Since September 2013, he has trained the Club Voleibol Fuengirola teams. Nacho has represented the Club Voleibol Fuengirola as a player and he is also the president. In June 2014, he received the award for the best sportsman of 2013 from the city of Fuengirola.

=== Beach volleyball ===

==== Teammates====

Teammates
| Date | Teammate |
|---|---|
| 2008 | Gabriel Fernandez |
| 2011 | Rafael Gárzon |
| 2013-2015 | Miguel Ángel De Amo |
| 2016 | Juan Escalona |

==== Honours and awards ====
- 2011 : 9th satellite event of CEV in Vaduz
- 2013 : 2 I Internacionales Ciudad de Valladolid, Madison Beach Volley Tour
- 2013 : 1 I Internacionales Ciudad de Cambrils, Madison Beach Volley Tour
- 2013 : 2 I Internacionales Villa de Laredo, Madison Beach Volley Tour
- 2013 : 2 I Internacionales de Santanyi Cala D'or, Madison Beach Volley Tour
- 2013 : 2 Spanish Championship
- 2013 : 1 Madison Beach Volley Tour
- 2014 : 1 I Internacionales de Ibiza, Madison Beach Volley Tour
- 2014 : 1 II Internacionales Villa de Laredo, Madison Beach Volley Tour
- 2014 : 1 I Internacionales de Tarragona, Madison Beach Volley Tour
- 2014 : 1 Madison Beach Volley Tour
- 2014 : 3 Spanish Championship
- 2015 : 1 III Internacionales Villa de Laredo Madison Beach Volley Tour
- 2015 : 1 Trust Kapital OPEN, Kuopio, Finland.
- 2015 : 2 Spanish Championship

==== Career ====
Nacho played the Barcelona FIVB Beach Volleyball World Tour, with Rafael Gárzon. They finished in 57th position. In 2011, he played with Gabriel FernÁndez the Brasilia FIVB Beach Volleyball World Tour, where they finished in the same position and the satellite event of Vaduz (Liechtenstein )European Beach Volleyball Championships where they finished ninth.

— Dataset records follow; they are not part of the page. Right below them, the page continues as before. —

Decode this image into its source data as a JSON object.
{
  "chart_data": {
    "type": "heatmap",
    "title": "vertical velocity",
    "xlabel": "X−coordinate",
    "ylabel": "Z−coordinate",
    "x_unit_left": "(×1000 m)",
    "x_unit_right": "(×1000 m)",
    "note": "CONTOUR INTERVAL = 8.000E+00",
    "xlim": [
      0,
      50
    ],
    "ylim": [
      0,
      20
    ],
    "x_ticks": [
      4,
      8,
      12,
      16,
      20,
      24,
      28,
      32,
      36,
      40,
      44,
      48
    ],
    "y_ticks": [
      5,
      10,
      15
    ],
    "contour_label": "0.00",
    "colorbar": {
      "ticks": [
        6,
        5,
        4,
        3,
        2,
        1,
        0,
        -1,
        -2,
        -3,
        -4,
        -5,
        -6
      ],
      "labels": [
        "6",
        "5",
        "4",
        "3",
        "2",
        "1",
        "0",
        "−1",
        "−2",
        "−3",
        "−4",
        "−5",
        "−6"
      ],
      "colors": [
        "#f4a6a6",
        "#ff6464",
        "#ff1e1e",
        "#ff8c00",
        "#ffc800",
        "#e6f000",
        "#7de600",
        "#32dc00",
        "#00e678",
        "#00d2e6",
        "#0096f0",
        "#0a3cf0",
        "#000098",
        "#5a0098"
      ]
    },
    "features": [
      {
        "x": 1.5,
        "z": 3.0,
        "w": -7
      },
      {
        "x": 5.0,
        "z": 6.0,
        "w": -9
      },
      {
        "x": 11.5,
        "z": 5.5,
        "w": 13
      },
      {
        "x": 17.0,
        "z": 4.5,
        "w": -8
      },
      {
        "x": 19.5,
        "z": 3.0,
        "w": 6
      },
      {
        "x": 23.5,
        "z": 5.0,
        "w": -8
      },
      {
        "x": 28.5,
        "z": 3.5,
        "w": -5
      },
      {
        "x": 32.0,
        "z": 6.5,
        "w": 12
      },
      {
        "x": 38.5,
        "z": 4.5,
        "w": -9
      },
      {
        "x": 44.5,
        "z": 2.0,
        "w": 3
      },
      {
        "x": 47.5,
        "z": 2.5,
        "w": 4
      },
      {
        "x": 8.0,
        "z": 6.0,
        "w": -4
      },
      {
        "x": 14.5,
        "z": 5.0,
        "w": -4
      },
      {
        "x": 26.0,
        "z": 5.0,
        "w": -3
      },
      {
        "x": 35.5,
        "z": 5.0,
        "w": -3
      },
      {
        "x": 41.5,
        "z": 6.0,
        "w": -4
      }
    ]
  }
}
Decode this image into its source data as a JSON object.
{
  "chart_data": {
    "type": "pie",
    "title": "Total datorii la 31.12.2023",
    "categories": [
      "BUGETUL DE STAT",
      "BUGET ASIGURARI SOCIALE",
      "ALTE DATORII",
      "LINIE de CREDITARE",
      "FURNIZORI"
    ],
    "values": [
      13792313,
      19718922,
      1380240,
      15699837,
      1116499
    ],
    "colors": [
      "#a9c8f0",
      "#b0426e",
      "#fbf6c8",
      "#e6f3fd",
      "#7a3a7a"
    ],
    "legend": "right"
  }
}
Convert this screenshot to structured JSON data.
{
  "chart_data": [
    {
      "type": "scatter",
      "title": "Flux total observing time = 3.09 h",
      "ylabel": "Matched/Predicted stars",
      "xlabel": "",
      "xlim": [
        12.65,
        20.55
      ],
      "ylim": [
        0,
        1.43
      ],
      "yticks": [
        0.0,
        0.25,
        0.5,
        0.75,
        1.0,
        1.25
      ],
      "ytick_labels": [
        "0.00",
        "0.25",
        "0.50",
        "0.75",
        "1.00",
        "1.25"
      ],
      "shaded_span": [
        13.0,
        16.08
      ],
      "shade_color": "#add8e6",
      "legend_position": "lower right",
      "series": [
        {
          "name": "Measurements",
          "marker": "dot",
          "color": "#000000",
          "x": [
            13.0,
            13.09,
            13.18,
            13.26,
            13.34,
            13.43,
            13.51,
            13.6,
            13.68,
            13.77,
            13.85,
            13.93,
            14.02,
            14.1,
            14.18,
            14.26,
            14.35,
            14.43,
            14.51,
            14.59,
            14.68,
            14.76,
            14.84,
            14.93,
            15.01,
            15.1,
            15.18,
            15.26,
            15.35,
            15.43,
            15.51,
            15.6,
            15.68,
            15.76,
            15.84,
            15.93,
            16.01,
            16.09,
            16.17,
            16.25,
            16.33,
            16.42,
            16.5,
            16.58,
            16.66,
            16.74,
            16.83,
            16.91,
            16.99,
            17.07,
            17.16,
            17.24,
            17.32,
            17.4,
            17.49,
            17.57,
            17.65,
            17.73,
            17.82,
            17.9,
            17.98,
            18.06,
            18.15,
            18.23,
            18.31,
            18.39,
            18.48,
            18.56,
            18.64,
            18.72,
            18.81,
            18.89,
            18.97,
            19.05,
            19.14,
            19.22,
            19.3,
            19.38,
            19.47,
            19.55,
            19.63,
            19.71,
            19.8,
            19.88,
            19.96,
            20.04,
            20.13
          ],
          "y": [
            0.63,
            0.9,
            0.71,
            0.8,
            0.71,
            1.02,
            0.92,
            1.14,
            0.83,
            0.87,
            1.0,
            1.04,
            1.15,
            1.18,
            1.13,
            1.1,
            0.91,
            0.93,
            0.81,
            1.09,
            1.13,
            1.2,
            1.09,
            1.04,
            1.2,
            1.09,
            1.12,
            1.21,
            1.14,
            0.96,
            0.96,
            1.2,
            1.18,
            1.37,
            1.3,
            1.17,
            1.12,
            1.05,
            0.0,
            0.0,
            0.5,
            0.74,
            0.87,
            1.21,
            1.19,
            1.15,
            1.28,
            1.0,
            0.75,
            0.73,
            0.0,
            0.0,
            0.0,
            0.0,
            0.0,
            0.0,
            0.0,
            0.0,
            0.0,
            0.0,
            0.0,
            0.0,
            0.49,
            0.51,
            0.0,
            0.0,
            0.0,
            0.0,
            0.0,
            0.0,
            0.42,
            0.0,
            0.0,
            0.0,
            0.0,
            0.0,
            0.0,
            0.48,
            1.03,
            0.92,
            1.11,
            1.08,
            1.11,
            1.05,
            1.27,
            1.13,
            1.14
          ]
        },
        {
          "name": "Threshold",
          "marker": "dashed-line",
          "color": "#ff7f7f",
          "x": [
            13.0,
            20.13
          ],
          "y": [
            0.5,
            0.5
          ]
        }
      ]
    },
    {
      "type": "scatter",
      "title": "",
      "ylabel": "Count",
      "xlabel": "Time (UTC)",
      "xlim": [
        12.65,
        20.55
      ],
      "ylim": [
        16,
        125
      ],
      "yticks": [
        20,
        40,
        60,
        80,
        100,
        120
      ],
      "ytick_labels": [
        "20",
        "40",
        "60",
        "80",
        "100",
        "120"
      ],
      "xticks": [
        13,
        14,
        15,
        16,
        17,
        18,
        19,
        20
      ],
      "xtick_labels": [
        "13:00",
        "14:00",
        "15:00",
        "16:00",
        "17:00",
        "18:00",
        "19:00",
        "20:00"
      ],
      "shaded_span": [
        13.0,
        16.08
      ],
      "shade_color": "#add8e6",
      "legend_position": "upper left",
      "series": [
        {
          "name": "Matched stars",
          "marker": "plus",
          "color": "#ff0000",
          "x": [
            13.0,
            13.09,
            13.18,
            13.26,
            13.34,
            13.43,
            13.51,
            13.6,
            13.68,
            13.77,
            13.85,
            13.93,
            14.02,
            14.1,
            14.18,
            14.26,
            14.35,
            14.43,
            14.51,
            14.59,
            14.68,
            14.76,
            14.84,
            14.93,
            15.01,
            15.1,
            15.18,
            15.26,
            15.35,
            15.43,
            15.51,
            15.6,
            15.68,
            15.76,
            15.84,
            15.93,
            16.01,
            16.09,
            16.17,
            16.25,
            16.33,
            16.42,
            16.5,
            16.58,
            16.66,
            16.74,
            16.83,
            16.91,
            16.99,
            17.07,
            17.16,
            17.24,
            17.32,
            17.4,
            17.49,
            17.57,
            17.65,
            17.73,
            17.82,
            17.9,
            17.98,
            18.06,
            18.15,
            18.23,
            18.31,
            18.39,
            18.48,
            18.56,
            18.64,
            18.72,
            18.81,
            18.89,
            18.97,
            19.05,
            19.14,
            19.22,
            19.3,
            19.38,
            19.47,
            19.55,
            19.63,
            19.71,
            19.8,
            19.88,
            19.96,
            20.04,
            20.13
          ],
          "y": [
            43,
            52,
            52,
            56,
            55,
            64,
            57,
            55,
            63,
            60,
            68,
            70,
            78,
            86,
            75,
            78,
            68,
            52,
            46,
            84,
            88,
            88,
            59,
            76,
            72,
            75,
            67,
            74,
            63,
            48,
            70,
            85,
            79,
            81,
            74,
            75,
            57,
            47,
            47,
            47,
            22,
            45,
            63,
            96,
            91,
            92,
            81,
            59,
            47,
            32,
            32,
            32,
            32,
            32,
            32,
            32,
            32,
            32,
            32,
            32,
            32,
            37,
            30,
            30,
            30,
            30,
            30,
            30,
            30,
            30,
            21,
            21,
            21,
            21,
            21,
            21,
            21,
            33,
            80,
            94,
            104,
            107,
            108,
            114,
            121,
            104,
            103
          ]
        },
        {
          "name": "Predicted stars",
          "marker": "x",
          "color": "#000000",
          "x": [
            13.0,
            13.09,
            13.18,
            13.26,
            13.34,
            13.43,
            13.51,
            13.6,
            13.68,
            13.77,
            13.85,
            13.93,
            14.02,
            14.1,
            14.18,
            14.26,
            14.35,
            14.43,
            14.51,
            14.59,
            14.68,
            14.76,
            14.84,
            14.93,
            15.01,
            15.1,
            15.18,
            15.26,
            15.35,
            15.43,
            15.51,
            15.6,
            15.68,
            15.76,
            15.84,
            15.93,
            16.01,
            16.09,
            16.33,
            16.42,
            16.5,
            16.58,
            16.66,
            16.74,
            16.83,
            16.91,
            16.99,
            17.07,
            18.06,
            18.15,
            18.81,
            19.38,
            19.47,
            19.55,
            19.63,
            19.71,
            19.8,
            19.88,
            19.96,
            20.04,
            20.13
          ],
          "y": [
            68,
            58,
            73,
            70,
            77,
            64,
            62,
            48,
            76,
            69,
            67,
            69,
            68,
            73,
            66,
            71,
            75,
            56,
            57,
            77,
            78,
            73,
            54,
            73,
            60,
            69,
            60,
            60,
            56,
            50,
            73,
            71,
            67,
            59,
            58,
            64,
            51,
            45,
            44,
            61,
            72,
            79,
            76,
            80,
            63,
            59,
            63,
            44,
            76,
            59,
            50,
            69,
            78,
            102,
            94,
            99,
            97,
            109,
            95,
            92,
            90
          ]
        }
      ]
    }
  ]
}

In 2013 he teams up with Miguel Ángel De Amo in the Batallán-De Amo team, with whom he played the Madison Beach Volley Tour. They were finalists in the first Internacionales Ciudad de Valladolid, they won the I Internacionales Ciudad de Cambrils and they were finalists in the I Internacionales Villa de Laredo and I Internacionales de Santanyi Cala D'or. They ended up being the subchampions of Spain in Reserva del Higuerón (Fuengirola).

In 2013, he and Miguel Ángel De Amo were placed second in the Spanish beach volleyball championship.

In summer 2014, he finished first along with Miguel Ángel De Amo in the following Internacionales: Ciudad de Ibiza, Villa de Laredo and Tarragona. They were also Madison Beach Volley Tour Champions and bronze medallists in the Spanish Championship in Fuengirola.

In July 2015, he won the III Internacionales Villa de Laredo with his partner Miguel Ángel de Amo, he also win the Trust Kapital OPEN in Kuopio (Finland) and then in August he becomes Spanish Championship runner up at the Reserva de Higuerón (Fuengirola).